День наконец подошел к концу; тени протянулись до середины сада, и всех стала донимать мошкара. Годвин счел, что дал любовникам — от этого слова у него все внутри переворачивалось, но что толку отрицать очевидное — достаточно времени. Извлекая себя из шезлонга, он услышал скрип калитки. Присцилла вернулась домой. Она раскраснелась, как видно, от жары, бело-розовая юбочка с блузкой подчеркивали здоровый загар лица и рук. Она несла в руках скрипку и папку с нотами и весело махала рукой куда-то через плечо, взбегая по трем выкрошившимся ступеням в полумрак дома. Дьюбриттен, покойно раскинувшийся в кресле, взглянул на Макса с Годвином.
— Не знаю, что бы я делал без этой девочки. Она принесла мне счастье.
Медленно шагая по тихой улице, Годвин заговорил о Сцилле. Худ отозвался:
— Знаешь, ты был совершенно прав насчет той глупости, которую я с ней выкинул. Я в конце концов попробовал извиниться, и, странное дело, можно подумать, она совсем ничего не помнит. Так загадочно на меня посмотрела и сказала что-то, мол, какая была чудесная ночь, и стала вспоминать вечеринку. Женщины! Кто знает, что у них внутри?
— Я начинаю думать, что лучше нам и не знать.
— Это, пожалуй, верно. Знаешь, она сейчас немного не в себе.
— Правда? — машинально удивился Годвин, полагая, что речь пойдет о Клайде. Неужели он заподозрил?
— Да, тут в сущности, пара обстоятельств. Ты ведь знаешь, Клайд вроде как взял ее под крылышко, прямо старший брат. Вечные разговоры о музыке, о необходимости ежедневных упражнений, об интимной связи между музыкантом и его инструментом. Примерно как у солдата с его оружием, насколько я понял. Вы, так сказать, сливаетесь воедино. Она уверяет, что он и правда искушен в музыкальной теории и тому подобном. Ну так вот, у меня такое впечатление, что он в последнее время ее забросил. И в доме не показывается. Понимаю, у мужчины своя жизнь, та чернокожая девочка, с которой его теперь видят, и клуб, я ни в чем его не виню, ни в коем случае, но, правду говоря, по-моему ей не хватает этой музыкальной болтовни… это первое, что ее беспокоит, и еще это дело с ее матерью, с леди Памелой — им, кажется, грозит ее появление — примерно такое же желанное, надо думать, как гадюка в подштанниках. Или как моя женушка, если на то пошло. Во всяком случае, ходят слухи, что нынче летом леди Памела намерена вернуться к Тони, чтобы попробовать наладить жизнь. Я советовал ему дать ей пинка под зад, но он все надеется ее исправить и превратить в достойную мать для Присциллы. Поразительно, как слепы бывают мужчины, когда речь заходит о женщине. Памела — дрянь, тут и говорить не о чем. Почему же он этого не видит? Люди такие, какие они есть. Замечал? Они мало меняются после того, как немного оформится личность.

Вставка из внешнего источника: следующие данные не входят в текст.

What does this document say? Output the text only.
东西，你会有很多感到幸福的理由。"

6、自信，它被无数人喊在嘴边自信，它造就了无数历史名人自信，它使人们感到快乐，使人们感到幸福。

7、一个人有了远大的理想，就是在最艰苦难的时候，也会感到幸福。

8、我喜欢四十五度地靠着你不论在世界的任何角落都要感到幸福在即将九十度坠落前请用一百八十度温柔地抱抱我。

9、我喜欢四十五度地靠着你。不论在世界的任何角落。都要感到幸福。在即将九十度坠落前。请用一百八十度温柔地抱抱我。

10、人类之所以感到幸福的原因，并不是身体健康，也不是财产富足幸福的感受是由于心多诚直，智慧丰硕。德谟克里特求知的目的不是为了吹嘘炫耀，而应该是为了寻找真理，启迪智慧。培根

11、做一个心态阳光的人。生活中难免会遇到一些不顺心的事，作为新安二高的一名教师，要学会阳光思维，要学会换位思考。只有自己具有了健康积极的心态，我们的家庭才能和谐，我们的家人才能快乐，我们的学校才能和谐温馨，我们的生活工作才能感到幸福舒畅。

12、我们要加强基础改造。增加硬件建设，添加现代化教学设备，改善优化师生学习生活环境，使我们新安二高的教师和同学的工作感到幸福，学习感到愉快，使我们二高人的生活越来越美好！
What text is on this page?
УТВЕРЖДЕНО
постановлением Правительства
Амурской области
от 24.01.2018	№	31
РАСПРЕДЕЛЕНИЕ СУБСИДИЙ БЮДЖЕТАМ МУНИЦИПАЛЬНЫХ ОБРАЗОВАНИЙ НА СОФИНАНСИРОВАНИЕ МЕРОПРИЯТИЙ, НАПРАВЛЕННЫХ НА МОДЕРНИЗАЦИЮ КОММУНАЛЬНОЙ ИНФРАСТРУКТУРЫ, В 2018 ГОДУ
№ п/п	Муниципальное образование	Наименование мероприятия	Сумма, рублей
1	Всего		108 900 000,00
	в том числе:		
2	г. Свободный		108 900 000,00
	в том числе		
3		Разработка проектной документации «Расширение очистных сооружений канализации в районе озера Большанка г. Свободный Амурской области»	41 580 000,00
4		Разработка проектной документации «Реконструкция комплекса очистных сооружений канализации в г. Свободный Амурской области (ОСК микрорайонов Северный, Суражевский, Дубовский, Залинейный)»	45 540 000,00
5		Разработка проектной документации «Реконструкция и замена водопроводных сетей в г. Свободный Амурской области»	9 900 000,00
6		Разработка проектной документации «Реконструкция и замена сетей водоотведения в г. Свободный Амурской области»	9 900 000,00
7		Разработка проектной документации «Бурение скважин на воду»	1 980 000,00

Годвин кивнул. Он словно опять слышал Присциллу.
— А дома у тебя получше? — странно было испытывать жалость к Максу Худу.
Тот рассмеялся.
— Нет, и все это довольно утомительно. Пожив с Эсми, начинаешь тосковать по крови и воплям окопов. А уж испанка… Но я не стану тебе с этим надоедать, старик, я сам пролил молоко, чего уж теперь над ним плакать. Надеюсь, тебе не придется с ними столкнуться.
Тот август затянул Эйфелеву башню знойным маревом. Город погрузился в горячечную полудрему, в томное оцепенение, которое должно была разразиться эмоциональной вспышкой, и поводом для нее стали постоянные демонстрации в защиту Сакко и Ванцетти, ожидавших казни в далеком Бостоне. Парижане были твердо убеждены, что этих двух итальянцев несправедливо осудили за вооруженное ограбление и убийство потому, что они были иностранцами и анархистами. Возможно, так оно и было. С приближением даты казни по всей Европе прошли демонстрации. В Париже, в то время по-летнему пустынном, то и дело можно было наткнуться на шумную размахивающую плакатами группу демонстрантов. Годвину все это представлялось странным. Это было его первое знакомство с накалом политических страстей в Европе.
В Париже стояло то еще время года. Волны зноя, полупаралич, торговцы еще раздражительнее, чем обычно. Цветы в забытых ящиках на подоконниках вяли, опадали и засыхали. Собаки, высунув языки, пыхтели в тени. Кафе, правда, были полны, но в них звучала больше английская речь. То же относилось и к клубу «Толедо»: дела шли хорошо, но это был уже не совсем Париж.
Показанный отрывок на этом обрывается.